For years RDC has been advocating for the reform of ACES, the oil and gas production tax put in place in 2007 that has been hugely responsible for an accelerated North Slope production decline. As you all know, oil production tax reform finally passed the legislature last year and RDC’s top priority this year is to defeat Ballot Measure 1, which would repeal the new tax structure that took effect January 1st and bring back the old failed ACES tax regime.
The new tax policy is a significant improvement and the industry’s response is encouraging. There is good reason to be optimistic that Alaska is back in the game and that the stage is now set for a future of growth and opportunity. At this time I would like to call on RDC Executive Committee member Kara Moriarty to further address this critical issue.
INTRODUCTION OF TROND-ERIK JOHANSEN
Thank you Kara. Turning to our program, RDC is pleased to welcome both Trond-Erik Johansen and Ryan Lance to our program. Mr. Johansen will be first out of the gate, followed by our keynote speaker. Mr. Johansen is president of ConocoPhillips Alaska, a position he assumed in April 2010. He joined ConocoPhillips in 1986 and has held a variety of petroleum engineering, well engineering and leadership positions in numerous locations in the U.S. and abroad. Please welcome Trond-Erik Johansen.
(Note for Ralph: Trond-Erik will introduce Ryan Lance)
(Any personal comments and reflections on the presentation.

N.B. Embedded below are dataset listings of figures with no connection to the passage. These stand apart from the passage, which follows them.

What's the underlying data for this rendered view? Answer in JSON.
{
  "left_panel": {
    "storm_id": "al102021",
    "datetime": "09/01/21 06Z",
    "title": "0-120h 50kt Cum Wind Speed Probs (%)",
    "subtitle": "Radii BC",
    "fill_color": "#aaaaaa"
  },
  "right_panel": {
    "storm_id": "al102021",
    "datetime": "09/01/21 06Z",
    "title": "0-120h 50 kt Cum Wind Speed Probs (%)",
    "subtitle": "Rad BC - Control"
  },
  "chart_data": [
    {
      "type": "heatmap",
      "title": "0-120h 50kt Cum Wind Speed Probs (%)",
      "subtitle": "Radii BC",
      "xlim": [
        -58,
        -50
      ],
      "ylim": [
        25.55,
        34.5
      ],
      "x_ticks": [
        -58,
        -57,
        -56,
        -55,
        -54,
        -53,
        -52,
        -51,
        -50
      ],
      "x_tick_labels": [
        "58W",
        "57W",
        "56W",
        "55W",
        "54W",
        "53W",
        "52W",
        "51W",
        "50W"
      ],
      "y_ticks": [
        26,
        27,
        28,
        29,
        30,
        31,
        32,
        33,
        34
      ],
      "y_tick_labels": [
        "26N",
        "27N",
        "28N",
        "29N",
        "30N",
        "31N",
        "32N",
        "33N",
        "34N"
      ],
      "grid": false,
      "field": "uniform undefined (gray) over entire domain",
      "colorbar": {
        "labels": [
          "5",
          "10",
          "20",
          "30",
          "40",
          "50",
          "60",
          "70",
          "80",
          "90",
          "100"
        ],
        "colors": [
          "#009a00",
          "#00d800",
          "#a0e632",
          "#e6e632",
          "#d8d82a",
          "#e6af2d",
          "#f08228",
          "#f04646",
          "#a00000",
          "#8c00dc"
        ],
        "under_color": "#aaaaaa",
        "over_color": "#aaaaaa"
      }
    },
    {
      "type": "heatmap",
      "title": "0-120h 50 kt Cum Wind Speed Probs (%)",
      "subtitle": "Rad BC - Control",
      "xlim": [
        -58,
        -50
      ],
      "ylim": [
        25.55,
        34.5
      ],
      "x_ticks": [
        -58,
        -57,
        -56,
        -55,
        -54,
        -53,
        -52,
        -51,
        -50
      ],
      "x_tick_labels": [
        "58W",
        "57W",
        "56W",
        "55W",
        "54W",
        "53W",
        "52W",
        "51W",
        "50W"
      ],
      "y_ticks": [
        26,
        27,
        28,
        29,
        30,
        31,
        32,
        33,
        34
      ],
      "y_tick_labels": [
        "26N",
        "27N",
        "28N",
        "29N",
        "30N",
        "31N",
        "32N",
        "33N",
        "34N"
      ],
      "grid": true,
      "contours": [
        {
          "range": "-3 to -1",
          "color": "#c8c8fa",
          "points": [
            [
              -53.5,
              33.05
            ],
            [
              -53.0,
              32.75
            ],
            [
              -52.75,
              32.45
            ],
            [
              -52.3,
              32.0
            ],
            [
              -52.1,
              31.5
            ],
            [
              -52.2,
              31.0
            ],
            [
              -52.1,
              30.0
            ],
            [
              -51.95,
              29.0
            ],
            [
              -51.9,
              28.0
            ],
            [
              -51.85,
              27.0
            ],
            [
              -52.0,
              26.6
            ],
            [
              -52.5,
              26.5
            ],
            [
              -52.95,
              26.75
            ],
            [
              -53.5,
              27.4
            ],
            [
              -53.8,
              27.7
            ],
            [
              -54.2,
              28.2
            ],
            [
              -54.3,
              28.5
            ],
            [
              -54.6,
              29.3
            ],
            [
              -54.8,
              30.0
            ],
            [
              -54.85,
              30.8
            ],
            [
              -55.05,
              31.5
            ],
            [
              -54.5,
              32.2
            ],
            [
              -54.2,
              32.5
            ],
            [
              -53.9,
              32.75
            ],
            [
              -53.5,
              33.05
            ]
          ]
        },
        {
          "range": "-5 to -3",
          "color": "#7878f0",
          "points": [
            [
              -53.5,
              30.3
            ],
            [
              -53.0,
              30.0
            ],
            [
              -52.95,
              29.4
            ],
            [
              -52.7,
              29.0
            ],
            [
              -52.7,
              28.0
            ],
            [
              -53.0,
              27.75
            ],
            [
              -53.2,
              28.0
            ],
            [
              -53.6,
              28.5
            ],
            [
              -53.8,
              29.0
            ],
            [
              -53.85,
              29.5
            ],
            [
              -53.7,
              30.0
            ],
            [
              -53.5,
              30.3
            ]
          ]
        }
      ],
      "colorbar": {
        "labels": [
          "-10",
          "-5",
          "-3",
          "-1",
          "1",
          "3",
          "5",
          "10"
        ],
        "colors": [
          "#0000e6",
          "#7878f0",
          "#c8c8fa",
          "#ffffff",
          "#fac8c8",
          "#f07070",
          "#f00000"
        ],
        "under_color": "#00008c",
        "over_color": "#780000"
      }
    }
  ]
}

Present to Ryan as a token of our appreciation, Judy Patrick’s new book, “Photographs of Alaska’s North Slope: Arctic Oil.”)
A big thank you once again to all of our sponsors for their generosity, and each and everyone one of you for your ongoing support of RDC. With all of us working together, we can build a prosperous economy and overcome the challenges before us.
I would like to remind everyone to visit the RDC website at akrdc.org on a regular basis for the latest industry and issue updates. Today’s presentation, as well as all other RDC events and breakfast meetings, are available online.
Please mark your calendars for RDC’s annual conference this fall, which will be held on November 19-20th here at the Dena’ina. Our breakfast forums will resume in September.
One final note, in the next decade alone, Alaska will need to fill 7,500 oil and gas jobs. And with the potential Alaska LNG project and other oil and gas projects, there will be even more jobs available for Alaskans. The Alaska Department of Labor and Workforce Development – in partnership with industry and other stakeholders – unveiled a comprehensive workforce plan to prepare for oil and gas jobs now and in the future. There are cards on the tables at the back with more information. You can also go to the department’s website at Labor DOT Alaska DOT GOV.
In addition, as you leave today, please take with you a copy of our 2014 Annual Report, which is available on the tables and at the exits.
Finally, remember to VOTE NO ON 1 come Tuesday, August 19th!
This concludes the 39th Annual Meeting of the Resource Development Council. Thank you all!